Alarin 6-25Cys Antagonizes Alarin-specific Effects on Food Intake and Luteinizing Hormone Secretion

Gregory S. Fraley, Hope College
Emily Leathley, Hope College
Alexis Nickols, Hope College
Elizabeth Gerometta, Hope College
Erika Coombs, Hope College
Sarah Colton, Hope College
Sara Gallemore, Hope College
Abigail Lindberg, Hope College
Barbara Kofler, Paracelsus Medical University


Previous data from our labs and from others have demonstrated that intracerebroventricular (ICV) injection of alarin has orexigenic activity and significantly increases plasma luteinizing hormone (LH) secretion in a gonadotropin-releasing hormone (GnRH) dependent manner. The purpose of the current experiments was to determine if the amino acids at the amino-terminal end of the alarin peptide are critical for alarin’s effects on reproductive and feeding systems. First, we injected male mice ICV with full-length alarin (Ala1-25) or peptide fragments missing residues at the amino-terminal end (Ala3-25 or Ala6-25Cys). Neither peptide fragment alone, significantly increased food intake in male mice compared to controls. Second, ICV injection of Ala1-25, but not Ala3-25, significantly (p < 0.01) increased GnRH-mediated LH secretion. Surprisingly, Ala6-25Cys significantly (p < 0.05) inhibited plasma LH secretion and inhibited Ala1-25 actions.

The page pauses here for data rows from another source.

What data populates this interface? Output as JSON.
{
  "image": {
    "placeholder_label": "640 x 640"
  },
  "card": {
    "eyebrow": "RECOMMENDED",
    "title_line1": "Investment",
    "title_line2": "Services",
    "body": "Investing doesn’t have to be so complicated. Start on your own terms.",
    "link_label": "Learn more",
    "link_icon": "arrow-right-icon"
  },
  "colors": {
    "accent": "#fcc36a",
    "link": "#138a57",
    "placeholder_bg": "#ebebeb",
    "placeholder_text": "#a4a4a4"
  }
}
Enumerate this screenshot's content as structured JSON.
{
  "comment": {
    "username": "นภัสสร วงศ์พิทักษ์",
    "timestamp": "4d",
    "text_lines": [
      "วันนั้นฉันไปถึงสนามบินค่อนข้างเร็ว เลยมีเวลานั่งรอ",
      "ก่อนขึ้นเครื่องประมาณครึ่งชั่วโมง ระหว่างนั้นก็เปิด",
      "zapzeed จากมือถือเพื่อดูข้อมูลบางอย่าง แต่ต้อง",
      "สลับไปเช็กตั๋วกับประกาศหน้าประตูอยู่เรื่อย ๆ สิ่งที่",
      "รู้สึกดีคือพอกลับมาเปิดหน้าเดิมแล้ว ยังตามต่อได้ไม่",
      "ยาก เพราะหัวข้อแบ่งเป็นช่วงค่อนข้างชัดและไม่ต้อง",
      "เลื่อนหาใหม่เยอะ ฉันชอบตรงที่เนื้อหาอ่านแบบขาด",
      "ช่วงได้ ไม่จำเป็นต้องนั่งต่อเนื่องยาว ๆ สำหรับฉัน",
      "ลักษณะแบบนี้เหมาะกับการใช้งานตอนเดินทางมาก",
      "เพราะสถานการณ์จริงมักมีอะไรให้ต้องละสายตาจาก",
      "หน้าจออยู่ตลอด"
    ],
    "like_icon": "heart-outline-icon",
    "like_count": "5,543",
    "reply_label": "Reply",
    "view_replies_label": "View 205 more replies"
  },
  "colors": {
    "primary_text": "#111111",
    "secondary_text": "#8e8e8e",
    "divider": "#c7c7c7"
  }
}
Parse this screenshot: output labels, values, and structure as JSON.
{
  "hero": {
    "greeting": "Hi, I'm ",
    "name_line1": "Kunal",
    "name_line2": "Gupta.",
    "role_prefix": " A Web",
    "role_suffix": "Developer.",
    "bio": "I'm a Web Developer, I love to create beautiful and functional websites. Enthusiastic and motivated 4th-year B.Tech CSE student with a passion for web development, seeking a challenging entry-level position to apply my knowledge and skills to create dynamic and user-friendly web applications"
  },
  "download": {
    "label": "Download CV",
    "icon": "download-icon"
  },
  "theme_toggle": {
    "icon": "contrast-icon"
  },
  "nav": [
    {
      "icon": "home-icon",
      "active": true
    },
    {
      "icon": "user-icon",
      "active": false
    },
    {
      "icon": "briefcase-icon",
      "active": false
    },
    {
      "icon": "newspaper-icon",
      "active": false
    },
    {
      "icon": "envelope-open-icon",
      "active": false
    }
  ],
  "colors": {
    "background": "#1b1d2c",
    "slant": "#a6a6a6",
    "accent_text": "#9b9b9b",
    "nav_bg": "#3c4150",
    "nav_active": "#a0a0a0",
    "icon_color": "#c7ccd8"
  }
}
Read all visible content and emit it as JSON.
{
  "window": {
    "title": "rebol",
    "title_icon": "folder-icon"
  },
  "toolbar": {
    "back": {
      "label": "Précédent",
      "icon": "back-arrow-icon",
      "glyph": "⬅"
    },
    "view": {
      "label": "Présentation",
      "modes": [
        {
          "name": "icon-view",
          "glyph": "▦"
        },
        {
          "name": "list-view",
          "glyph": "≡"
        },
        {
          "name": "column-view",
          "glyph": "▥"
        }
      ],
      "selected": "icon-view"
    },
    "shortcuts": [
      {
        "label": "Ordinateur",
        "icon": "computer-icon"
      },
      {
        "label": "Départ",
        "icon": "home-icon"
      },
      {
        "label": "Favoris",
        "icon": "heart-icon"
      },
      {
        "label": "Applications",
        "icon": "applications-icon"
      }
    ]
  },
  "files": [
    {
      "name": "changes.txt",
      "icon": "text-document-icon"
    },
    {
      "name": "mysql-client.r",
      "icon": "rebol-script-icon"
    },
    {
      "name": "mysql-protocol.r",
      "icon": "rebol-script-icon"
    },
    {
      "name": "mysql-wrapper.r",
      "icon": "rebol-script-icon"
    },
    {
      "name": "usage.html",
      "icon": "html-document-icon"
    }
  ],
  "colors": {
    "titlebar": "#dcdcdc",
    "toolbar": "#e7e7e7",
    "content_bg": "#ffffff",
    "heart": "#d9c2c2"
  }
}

In conclusion, elimination of the first five amino acids of alarin not only abolishes the biological activity of alarin, but becomes an antagonist to alarin-specific effects. Furthermore, Ala6-25Cys seems to act as a specific antagonist to putative alarin receptors and therefore may be an important tool in identifying alarin-specific receptors.